Леший опять откинулся на траву и попытался что-то спеть, скрипучее и заунывное. Получалось у него плохо, тоскливо.
— Не тяни кота за хвост, — возмутился Иван, — давай лучше частушку какую-нибудь сморозь, али спляши.
— Что я тебе, артист что ли? Да и ты не в театре, перебьешься. Вон чаркой оговариваешь, а сам чего-то требуешь. Смотри, я ведь силу-то свою нечистую еще не всю пропил, могу и пакость сотворить, не обрадуешься.
— Вот чего и побаиваюсь. — Ответил Иван. — Напьешься, а характеру твоего я не ведаю. Может, ты во хмелю-то буйный, а?
— Да не буйный я. — Отговорился Леший. — Я, если ты хошь знать, из нечисти самый добрый и смирный. Попадись ты вон Кикиморе или Яге, так они бы с тобой вот так-то, как я и не беседовали. Ох, и поиздевались бы они над тобой, сердешным. — Леший засмеялся. — Одна бы щекоткой довела до истерики, другая бы стриптиз на печном поду заставила танцевать, а вместо шеста черенок от лопаты или метлы бы тебе приставила. Ты радуйся, что еще Кащей в наших краях почитай веков пять уж не появлялся. И змей Горыныч тоже. А они злодеи!
— Да! — Проговорил Иван. — Значит, мне повезло?
— Еще как! С ними бы тоже повезло, но только как утопленнику. Ха-ха-ха!

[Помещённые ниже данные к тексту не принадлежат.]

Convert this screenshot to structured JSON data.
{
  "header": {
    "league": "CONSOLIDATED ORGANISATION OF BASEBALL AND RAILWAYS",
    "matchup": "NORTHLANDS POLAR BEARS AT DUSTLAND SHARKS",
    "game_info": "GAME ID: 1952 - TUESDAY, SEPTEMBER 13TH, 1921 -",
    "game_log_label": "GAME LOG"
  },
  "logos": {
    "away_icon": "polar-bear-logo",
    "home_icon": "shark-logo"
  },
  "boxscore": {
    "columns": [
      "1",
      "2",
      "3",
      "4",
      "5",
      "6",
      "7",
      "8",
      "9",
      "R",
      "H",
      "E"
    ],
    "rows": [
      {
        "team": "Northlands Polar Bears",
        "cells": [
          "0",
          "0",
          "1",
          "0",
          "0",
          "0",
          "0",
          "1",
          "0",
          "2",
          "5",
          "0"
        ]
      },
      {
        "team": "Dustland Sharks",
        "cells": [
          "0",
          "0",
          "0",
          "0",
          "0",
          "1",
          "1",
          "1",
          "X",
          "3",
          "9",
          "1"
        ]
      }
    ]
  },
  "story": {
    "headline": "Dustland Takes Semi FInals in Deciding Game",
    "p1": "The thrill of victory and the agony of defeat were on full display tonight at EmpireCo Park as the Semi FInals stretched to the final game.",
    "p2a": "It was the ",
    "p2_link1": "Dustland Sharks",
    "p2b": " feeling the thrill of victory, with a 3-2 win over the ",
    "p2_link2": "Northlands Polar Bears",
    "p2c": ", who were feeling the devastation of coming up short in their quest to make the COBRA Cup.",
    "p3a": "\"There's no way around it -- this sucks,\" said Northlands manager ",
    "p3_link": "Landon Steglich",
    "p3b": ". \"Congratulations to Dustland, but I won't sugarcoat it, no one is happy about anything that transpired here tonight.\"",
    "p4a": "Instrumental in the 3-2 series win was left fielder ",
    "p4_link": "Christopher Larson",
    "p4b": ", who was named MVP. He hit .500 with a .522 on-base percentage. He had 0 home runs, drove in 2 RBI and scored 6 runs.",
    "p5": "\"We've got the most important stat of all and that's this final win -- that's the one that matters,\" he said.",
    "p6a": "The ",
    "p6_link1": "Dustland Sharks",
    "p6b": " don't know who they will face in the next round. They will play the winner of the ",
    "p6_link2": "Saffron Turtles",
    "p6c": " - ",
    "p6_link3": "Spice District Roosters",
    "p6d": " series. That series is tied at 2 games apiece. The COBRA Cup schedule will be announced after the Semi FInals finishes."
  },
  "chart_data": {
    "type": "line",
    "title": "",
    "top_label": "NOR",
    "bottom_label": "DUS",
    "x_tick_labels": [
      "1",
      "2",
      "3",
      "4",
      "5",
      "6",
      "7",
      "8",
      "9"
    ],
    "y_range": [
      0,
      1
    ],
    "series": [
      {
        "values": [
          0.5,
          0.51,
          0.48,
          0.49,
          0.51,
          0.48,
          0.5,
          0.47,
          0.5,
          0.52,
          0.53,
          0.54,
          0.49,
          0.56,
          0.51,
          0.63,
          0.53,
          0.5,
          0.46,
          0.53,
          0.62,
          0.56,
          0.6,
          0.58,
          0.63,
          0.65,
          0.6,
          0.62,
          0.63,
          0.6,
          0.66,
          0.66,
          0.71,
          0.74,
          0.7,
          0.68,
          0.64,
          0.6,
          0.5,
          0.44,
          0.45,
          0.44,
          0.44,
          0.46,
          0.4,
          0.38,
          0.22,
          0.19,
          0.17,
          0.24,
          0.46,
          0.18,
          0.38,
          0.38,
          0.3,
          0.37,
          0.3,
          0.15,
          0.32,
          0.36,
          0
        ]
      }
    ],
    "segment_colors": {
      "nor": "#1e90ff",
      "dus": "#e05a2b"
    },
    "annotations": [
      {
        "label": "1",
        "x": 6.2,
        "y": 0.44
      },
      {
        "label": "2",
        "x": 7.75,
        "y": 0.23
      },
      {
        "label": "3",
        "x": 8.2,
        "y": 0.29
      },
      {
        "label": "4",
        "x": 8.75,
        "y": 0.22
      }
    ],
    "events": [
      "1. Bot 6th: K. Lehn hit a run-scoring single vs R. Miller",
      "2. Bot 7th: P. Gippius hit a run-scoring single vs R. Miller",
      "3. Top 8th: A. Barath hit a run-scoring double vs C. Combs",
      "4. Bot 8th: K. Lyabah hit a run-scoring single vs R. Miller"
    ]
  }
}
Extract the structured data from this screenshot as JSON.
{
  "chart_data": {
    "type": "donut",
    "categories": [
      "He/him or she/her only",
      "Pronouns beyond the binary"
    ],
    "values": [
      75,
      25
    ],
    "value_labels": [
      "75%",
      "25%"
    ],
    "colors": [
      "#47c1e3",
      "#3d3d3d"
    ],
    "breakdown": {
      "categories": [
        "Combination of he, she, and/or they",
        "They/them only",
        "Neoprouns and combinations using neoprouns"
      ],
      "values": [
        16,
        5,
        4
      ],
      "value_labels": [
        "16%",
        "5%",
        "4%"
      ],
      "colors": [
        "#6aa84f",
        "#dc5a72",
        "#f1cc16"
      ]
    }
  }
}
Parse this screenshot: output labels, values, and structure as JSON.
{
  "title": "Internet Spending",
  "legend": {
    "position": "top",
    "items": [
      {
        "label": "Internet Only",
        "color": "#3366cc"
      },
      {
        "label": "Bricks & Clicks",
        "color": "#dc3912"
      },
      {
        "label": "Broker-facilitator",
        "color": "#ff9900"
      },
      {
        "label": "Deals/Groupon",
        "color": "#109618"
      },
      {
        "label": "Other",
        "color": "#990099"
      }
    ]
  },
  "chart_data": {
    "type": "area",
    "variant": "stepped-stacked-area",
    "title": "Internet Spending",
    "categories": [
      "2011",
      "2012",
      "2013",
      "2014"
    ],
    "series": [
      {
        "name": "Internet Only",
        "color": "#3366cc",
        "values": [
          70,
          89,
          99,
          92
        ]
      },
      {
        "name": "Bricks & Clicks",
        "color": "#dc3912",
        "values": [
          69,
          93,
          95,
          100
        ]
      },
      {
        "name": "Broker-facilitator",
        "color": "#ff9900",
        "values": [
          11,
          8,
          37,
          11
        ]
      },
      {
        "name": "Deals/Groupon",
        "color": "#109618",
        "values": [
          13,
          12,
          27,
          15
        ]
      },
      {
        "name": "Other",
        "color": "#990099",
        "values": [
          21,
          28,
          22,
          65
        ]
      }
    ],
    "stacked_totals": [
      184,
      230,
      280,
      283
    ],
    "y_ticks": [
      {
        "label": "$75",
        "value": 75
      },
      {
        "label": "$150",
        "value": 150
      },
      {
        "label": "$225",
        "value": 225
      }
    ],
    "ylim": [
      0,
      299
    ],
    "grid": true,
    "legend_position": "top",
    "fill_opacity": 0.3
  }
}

Леший захмелел совсем. Но какой-то агрессии или даже просто недоброжелательства в нем не чувствовалось. Видимо поскучал он слегка накануне и Иван для него собеседником был желанным. Он еще много говорил про лесную жизнь, о том, как ему бывает хорошо, и какие неприятности у него бывают. Больше жаловался, конечно, на людей. Дичь бьют, леса рубят, пожары устраивают, мусорят. Вот иногда и воспитывает он их, нерадивых. Временами животных прячет, безгрибье нет-нет да наводит, дороги лесные в беспорядок вгоняет.
— А как же? — Оправдывался он. — Без этого же нельзя. Иначе для чего мы тут живем. Это мы так хозяйствуем у себя в лесу-то. Порядок наш таков. Возгордились вы слишком, хозяевами природы себя возомнили. Дескать, чего хотим, то и творим. Один какой-то умник среди вас там нашелся, так милостей от природы ждать не захотел. Сам взять решил. А это ведь не так. Природа-то она хозяев над собой не любит. Она всех любит, но издеваться над собой не даст. Уж я-то знаю.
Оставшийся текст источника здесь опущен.